Come detto siamo uomini, liberi e sapienti, almeno per le nostre capacità.
Ci facciamo profeti della terra che giunge sino alla punta del nostro naso.
Una terra sempre verde, dove immagazziniamo tutto ciò che di decente creiamo, o meglio modifichiamo.
Si pensa troppo spesso che l'immagine moderna dell'umanità sia macchiata solo del candido bianco che ognuno di noi crea ogni qual volta fa qualcosa al di sopra della vergogna umana.
Guarda qualsiasi altro, non noterai mai questa egoistica solitudine che tratteggia l'uomo.
Siamo bestie socievolmente sole, abbiamo bisogno degli altri come gradino di lancio per un nostro ipotetico futuro; non ci rendiamo conto, però, che tutto ciò porta all'accavallamento delle nostre identità.
Soffoca l'identità degli altri, contrasta la tua, illuminala, così da farla sembrare l'unico tulipano in una steppa deserta.

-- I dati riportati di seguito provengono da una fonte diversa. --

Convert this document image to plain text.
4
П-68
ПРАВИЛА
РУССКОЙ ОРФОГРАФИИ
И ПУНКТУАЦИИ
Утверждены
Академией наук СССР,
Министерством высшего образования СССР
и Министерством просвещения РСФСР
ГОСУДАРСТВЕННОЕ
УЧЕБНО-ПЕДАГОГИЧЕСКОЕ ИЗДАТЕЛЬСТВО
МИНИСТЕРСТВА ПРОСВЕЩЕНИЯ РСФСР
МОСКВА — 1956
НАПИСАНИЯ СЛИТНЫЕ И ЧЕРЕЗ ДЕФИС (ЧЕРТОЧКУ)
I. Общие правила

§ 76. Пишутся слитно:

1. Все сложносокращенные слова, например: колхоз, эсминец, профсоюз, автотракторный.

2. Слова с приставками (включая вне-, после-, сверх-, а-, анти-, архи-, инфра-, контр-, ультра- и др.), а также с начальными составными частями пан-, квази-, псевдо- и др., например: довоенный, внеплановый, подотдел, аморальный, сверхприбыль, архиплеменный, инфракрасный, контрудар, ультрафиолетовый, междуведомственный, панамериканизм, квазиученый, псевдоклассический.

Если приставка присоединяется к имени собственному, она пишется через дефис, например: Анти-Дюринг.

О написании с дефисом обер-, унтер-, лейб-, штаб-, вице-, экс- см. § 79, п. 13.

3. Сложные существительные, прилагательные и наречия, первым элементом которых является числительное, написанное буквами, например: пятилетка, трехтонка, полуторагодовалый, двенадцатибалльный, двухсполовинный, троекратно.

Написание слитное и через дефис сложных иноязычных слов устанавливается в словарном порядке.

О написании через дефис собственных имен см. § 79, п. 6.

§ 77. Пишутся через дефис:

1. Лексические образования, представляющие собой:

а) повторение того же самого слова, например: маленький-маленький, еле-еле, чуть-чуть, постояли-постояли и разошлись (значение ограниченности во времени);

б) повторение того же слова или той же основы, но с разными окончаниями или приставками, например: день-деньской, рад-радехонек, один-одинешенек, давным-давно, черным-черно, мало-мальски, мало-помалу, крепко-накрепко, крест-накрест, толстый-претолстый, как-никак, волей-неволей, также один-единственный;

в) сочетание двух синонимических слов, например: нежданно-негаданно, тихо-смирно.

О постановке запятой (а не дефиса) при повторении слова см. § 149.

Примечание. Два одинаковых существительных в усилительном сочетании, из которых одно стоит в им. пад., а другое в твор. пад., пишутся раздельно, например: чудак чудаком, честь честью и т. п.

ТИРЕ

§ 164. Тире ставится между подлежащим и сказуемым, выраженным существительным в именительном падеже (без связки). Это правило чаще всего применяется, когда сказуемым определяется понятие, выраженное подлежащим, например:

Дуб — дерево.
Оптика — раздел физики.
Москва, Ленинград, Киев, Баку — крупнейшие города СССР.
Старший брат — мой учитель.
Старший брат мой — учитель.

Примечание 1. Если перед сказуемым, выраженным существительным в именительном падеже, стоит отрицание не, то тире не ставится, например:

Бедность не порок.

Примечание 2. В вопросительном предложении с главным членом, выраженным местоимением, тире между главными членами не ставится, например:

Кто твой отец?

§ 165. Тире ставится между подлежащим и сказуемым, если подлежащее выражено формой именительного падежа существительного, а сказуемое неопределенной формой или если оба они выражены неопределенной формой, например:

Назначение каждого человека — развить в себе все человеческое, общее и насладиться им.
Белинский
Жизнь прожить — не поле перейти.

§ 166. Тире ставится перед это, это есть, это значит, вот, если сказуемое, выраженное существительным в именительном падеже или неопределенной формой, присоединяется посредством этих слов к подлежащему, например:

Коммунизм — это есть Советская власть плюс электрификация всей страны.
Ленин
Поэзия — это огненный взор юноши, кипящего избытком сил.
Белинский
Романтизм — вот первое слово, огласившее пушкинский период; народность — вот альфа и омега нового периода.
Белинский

Questo è il comando, questo è l'input, non siamo macchine, ma ci comportiamo come mine vaganti, sempre pronte, assiduamente attive per l'esplosione.
Ragioniamo condizionati dal caos.
Ecco la realtà, ci comportiamo con un insolita casualità: un po' come i greci, per noi il caos, per loro il destino, due forze implacabili, senza che nessuno possa liberamente comportarsi.
Muoviamo passi confusi, ci sovrapponiamo come in un enorme gioco dello Shanghai, siamo retti da un improbabile forza, generata a somiglianza del disordine.
Credere, o non credere? Religioni, dei, obbligazioni, leggi, destino...
Tutte gioco-forze che reggono il bluff alla vita, cieca dal bagliore della sorte, protetta dalla coscienza di esistere.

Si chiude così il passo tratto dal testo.